Somewhat more controversially, we are also looking at things around cost sharing, but we think this is an important component of a modern health care system, especially around two major areas. One of which is inappropriate use of the emergency room. There’s not a huge number of people doing this, but there are enough. And if the current system of cost sharing and Medicaid, which essentially says you can’t charge more than three dollars for anything, and if you do charge it, you can’t enforce it, isn’t very conducive to keeping people out of an emergency room. Granted, we also have to make sure there are options, there are alternatives, there are primary care sites that are available to folks, but that isn’t necessary.
And then also around prescription drugs. If we know that there are therapeutically equivalent pharmaceutical drugs that are available to people, we need to find ways to incentivize people to choose the lowest cost and not just the brand new one that’s on TV all the time.
And then, finally, benefits packages. And again, I think people tend to have, and I’m sure this will generate a lot of discussion here, people tend to have this vision of EPSTD as a perfect standard. Perfect in its design and sustainable in its future. And I would argue with you that I don’t know if either of those are true. Does EPSTD guarantee better health care outcomes for everybody in the program? I don’t think it does. Does it guarantee better health care outcomes in a way such that we can try to provide some kind of health care coverage for people who have nothing? Clearly not. And I think if people continue to look at this as if we’re not going, we’ve drawn our line in the sand. Here is something, here is the EPSTD gold standard, we’ve got it for some people and we’re not going to budge off that at the expense of anything else. Then I think you really not only have drawn a line in the sand, but buried your head in it. And there have got to be ways to figure out how to get quality health care, and I know I’m running out of time, to as many people as possible. And I think demonstrably, the bulk of people in Medicaid are kids, but I would argue that the bulk of them are not special needs, very high intensive care disabled kids.

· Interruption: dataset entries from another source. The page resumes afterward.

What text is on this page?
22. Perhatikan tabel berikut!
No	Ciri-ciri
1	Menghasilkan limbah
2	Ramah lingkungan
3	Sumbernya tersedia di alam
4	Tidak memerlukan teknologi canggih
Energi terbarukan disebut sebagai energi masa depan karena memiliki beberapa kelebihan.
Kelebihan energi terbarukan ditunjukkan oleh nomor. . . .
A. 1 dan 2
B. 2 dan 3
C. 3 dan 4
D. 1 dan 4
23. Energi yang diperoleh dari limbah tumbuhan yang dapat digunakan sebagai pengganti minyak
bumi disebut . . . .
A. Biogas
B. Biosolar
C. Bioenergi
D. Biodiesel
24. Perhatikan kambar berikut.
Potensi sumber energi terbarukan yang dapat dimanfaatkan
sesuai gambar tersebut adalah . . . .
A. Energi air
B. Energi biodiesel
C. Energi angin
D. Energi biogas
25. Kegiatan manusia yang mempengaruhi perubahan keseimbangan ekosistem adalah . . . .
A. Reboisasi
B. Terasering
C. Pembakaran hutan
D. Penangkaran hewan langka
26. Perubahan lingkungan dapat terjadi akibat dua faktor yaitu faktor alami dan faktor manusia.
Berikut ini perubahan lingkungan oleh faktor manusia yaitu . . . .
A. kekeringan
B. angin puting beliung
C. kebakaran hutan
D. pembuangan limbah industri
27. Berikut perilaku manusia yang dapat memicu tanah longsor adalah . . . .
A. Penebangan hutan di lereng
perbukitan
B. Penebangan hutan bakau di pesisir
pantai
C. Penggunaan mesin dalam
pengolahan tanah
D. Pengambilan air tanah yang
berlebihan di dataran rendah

And a large number of them, especially recently, as the working poor have started to come out of the program, look no different than you or I, are in working families, are relatively healthy, but just don’t have access to employer sponsored care. And if there is a way to provide with an SCHIP benefit package, is that so wrong? Is SCHIP so bad; is it really a two-tiered system? And I think if you say I clearly say no, I think the SCHIP is a pretty successful, pretty popular, pretty effective program. But if you say yes, then I fear that we’re just going to be clashing heads and the people who are going to suffer are the 45 million people who have nothing. And the optional kids who are in Medicaid who may get cut off.
So, I’m losing my voice and I’m also out of time. So I’ll stop there and we’ll go to Neva and then we’ll follow up with Q and A.